A team of archaeologists have discovered nearly 300 human skeletons, almost half of which were children, while excavating the site of an old department store in Wales, adding the possibility that the site was once a friary during the Middle Ages.

The discovery was made beneath the old Ocky White department store in Pembrokeshire, Wales.
The discovery was made beneath the old Ocky White department store in Pembrokeshire, Wales.

The discovery was made as part of a £6.2 million redevelopment project of the Ocky White department store in Pembrokeshire, Wales, which closed its doors in 2013. The excavation project is being handled by a team from the Dyfed Archaeological Trust.


Head of Field Services, Fran Murphy, told Sky News that the discovery was "incredibly significant."


Ms Murphy said: "Very rarely are there deep excavations in urban areas. The study of it will be such an amazing insight into society at the time.


"It's a little bit overwhelming at times when you see the sheer number of excavated bones."



Approximately 280 human skeletons have been uncovered so far, many of which were young children, and some babies. Researchers believe that the site was previously St Saviour's Friary, founded in 1256.


Murphy added: "It is a mass of burials of people of all ages and genders - people wanted to be buried there who lived in the town.


"From tiny babies, you can imagine the mortality rate was very high in that period, so there are large numbers of infant burials.


"Most of the burials are in shrouds rather than coffins."


Wales skeletons in Pembrokeshire
Experts have dated most of the remains to between the 13th and 16th centuries

Pembrokeshire County Council put the redevelopment on hold an initial discovery was made following the demolition of the Ocky White to allow an archaeological dig to take place.
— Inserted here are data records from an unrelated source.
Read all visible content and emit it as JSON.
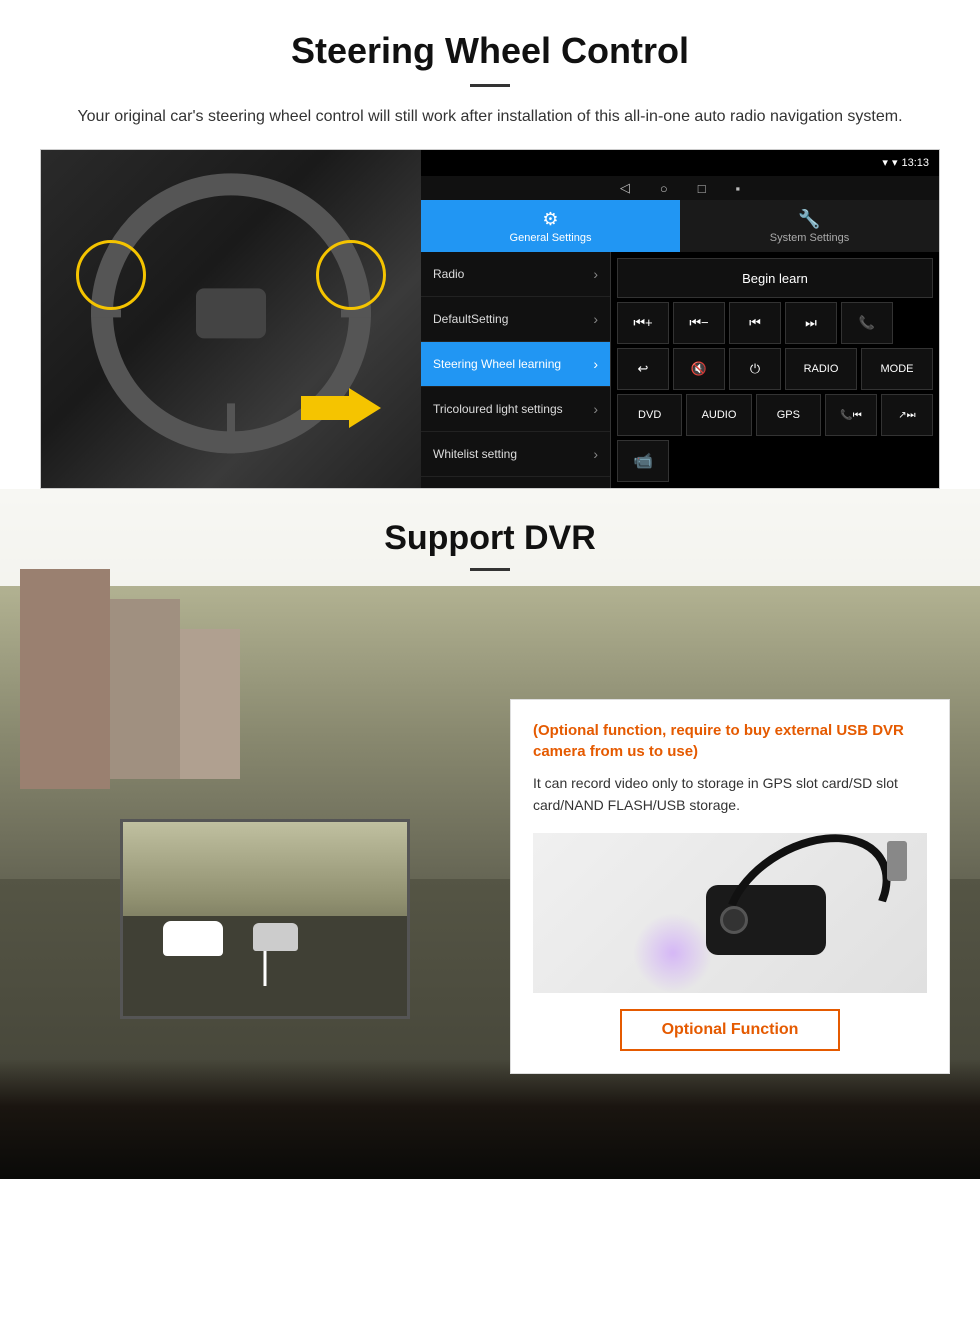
{
  "steering_section": {
    "title": "Steering Wheel Control",
    "subtitle": "Your original car's steering wheel control will still work after installation of this all-in-one auto radio navigation system.",
    "android_ui": {
      "statusbar": {
        "time": "13:13",
        "signal_icon": "▼",
        "wifi_icon": "▾"
      },
      "nav_icons": [
        "◁",
        "○",
        "□",
        "▪"
      ],
      "tabs": [
        {
          "id": "general",
          "label": "General Settings",
          "icon": "⚙"
        },
        {
          "id": "system",
          "label": "System Settings",
          "icon": "🔧"
        }
      ],
      "menu_items": [
        {
          "label": "Radio",
          "active": false
        },
        {
          "label": "DefaultSetting",
          "active": false
        },
        {
          "label": "Steering Wheel learning",
          "active": true
        },
        {
          "label": "Tricoloured light settings",
          "active": false
        },
        {
          "label": "Whitelist setting",
          "active": false
        }
      ],
      "begin_learn_label": "Begin learn",
      "control_buttons": [
        [
          "vol+",
          "vol-",
          "prev",
          "next",
          "call"
        ],
        [
          "hangup",
          "mute",
          "power",
          "RADIO",
          "MODE"
        ],
        [
          "DVD",
          "AUDIO",
          "GPS",
          "prev-call",
          "next-skip"
        ],
        [
          "dvr-icon"
        ]
      ]
    }
  },
  "dvr_section": {
    "title": "Support DVR",
    "optional_text": "(Optional function, require to buy external USB DVR camera from us to use)",
    "description": "It can record video only to storage in GPS slot card/SD slot card/NAND FLASH/USB storage.",
    "optional_button_label": "Optional Function"
  }
}
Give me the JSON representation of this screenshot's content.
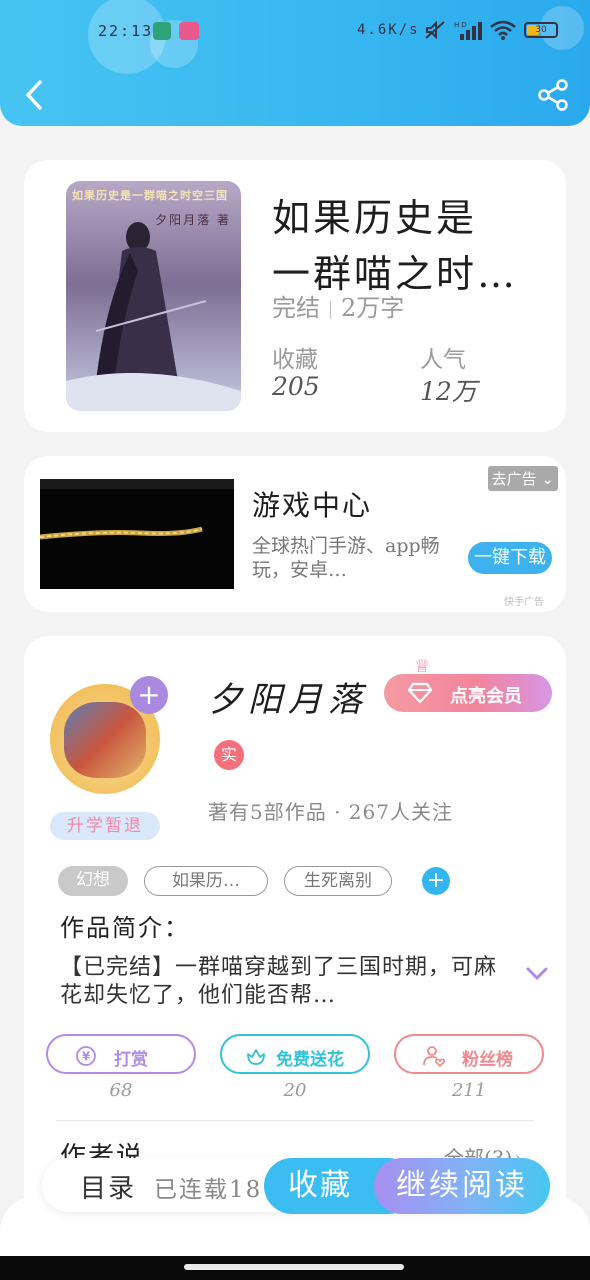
{
  "status_bar": {
    "time": "22:13",
    "network_speed": "4.6K/s",
    "signal_label": "HD",
    "battery": "30"
  },
  "book": {
    "cover_title": "如果历史是一群喵之时空三国",
    "cover_author": "夕阳月落 著",
    "title_line1": "如果历史是",
    "title_line2": "一群喵之时…",
    "status": "完结",
    "word_count": "2万字",
    "favorites_label": "收藏",
    "favorites_value": "205",
    "popularity_label": "人气",
    "popularity_value": "12万"
  },
  "ad": {
    "title": "游戏中心",
    "description": "全球热门手游、app畅玩，安卓…",
    "close_tag": "去广告",
    "button_label": "一键下载",
    "source": "快手广告"
  },
  "author": {
    "name": "夕阳月落",
    "badge": "升学暂退",
    "vip_button": "点亮会员",
    "real_name_badge": "实",
    "meta": "著有5部作品 · 267人关注",
    "tags": [
      "幻想",
      "如果历…",
      "生死离别"
    ],
    "intro_label": "作品简介：",
    "intro_text": "【已完结】一群喵穿越到了三国时期，可麻花却失忆了，他们能否帮…",
    "actions": [
      {
        "label": "打赏",
        "count": "68"
      },
      {
        "label": "免费送花",
        "count": "20"
      },
      {
        "label": "粉丝榜",
        "count": "211"
      }
    ],
    "author_say_label": "作者说",
    "all_link": "全部(3)"
  },
  "bottom_bar": {
    "toc_label": "目录",
    "serial_label": "已连载18",
    "favorite_button": "收藏",
    "read_button": "继续阅读"
  },
  "colors": {
    "header": "#37b6f0",
    "accent_blue": "#3bbdf1",
    "accent_purple": "#a88ff0",
    "vip_pink": "#f2849c",
    "reward_purple": "#b28be6",
    "flower_cyan": "#32c2d8",
    "fans_red": "#ef8a8e"
  }
}
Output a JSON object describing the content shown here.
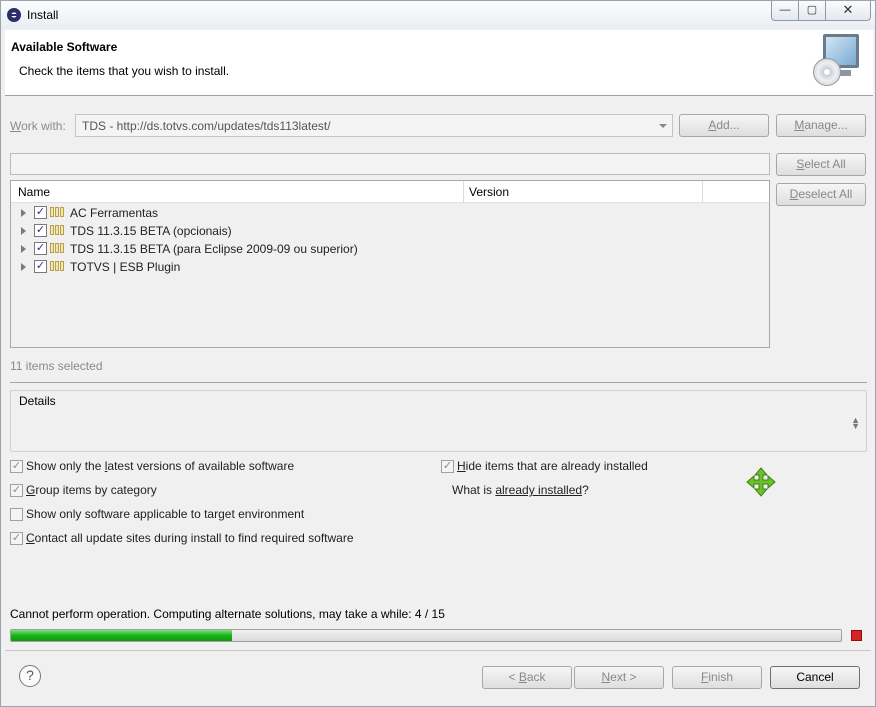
{
  "window": {
    "title": "Install",
    "controls": {
      "minimize": "—",
      "maximize": "▢",
      "close": "✕"
    }
  },
  "banner": {
    "heading": "Available Software",
    "subtitle": "Check the items that you wish to install."
  },
  "work_with": {
    "label_prefix": "W",
    "label_rest": "ork with:",
    "value": "TDS - http://ds.totvs.com/updates/tds113latest/",
    "add_label": "Add...",
    "add_mnemonic": "A",
    "add_rest": "dd...",
    "manage_label": "Manage...",
    "manage_mnemonic": "M",
    "manage_rest": "anage..."
  },
  "filter": {
    "value": ""
  },
  "buttons": {
    "select_all_mnemonic": "S",
    "select_all_rest": "elect All",
    "deselect_all_mnemonic": "D",
    "deselect_all_rest": "eselect All"
  },
  "table": {
    "columns": {
      "name": "Name",
      "version": "Version"
    },
    "rows": [
      {
        "label": "AC Ferramentas",
        "checked": "✓"
      },
      {
        "label": "TDS 11.3.15 BETA (opcionais)",
        "checked": "✓"
      },
      {
        "label": "TDS 11.3.15 BETA (para Eclipse 2009-09 ou superior)",
        "checked": "✓"
      },
      {
        "label": "TOTVS | ESB Plugin",
        "checked": "✓"
      }
    ]
  },
  "selection_count": "11 items selected",
  "details": {
    "label": "Details"
  },
  "options": {
    "latest_pre": "Show only the ",
    "latest_mn": "l",
    "latest_post": "atest versions of available software",
    "group_mn": "G",
    "group_post": "roup items by category",
    "applicable": "Show only software applicable to target environment",
    "contact_mn": "C",
    "contact_post": "ontact all update sites during install to find required software",
    "hide_mn": "H",
    "hide_post": "ide items that are already installed",
    "whatis_pre": "What is ",
    "whatis_link": "already installed",
    "whatis_post": "?",
    "check_mark": "✓"
  },
  "status": {
    "message": "Cannot perform operation. Computing alternate solutions, may take a while: 4 / 15",
    "progress_fraction": 0.2667
  },
  "footer": {
    "help": "?",
    "back_pre": "< ",
    "back_mn": "B",
    "back_post": "ack",
    "next_mn": "N",
    "next_post": "ext >",
    "finish_mn": "F",
    "finish_post": "inish",
    "cancel": "Cancel"
  },
  "colors": {
    "progress_green": "#19b319",
    "stop_red": "#d62424",
    "move_icon_green": "#6cc02a"
  }
}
Terry Edwards, the director of the company working on the project, said earlier in the year: "Historical and cultural artifacts are a part of our Welsh heritage and have an inherent value for education, research, leisure, tourism, and the economy.


"We have a responsibility to mitigate the potentially damaging effects of any development we work upon."



As well as the huge haul of human remains, researchers also uncovered numerous artifacts, including decorative floor tiles, carved stone, and roof ridge tiles - all of which adds further credence to the team's belief that the site was where St Saviour's Friary once stood.


Murphy said: "We know it's there because of a series of monastic references, mainly records about money.


"At its height, there were apparently eight friars who were part of the friary before it was dissolved and passed into private hands.


"It was dissolved in the 1530s with one of the friars scrubbing his name from the list of friars at the priory, which is peculiar and might have been a protest to its closing."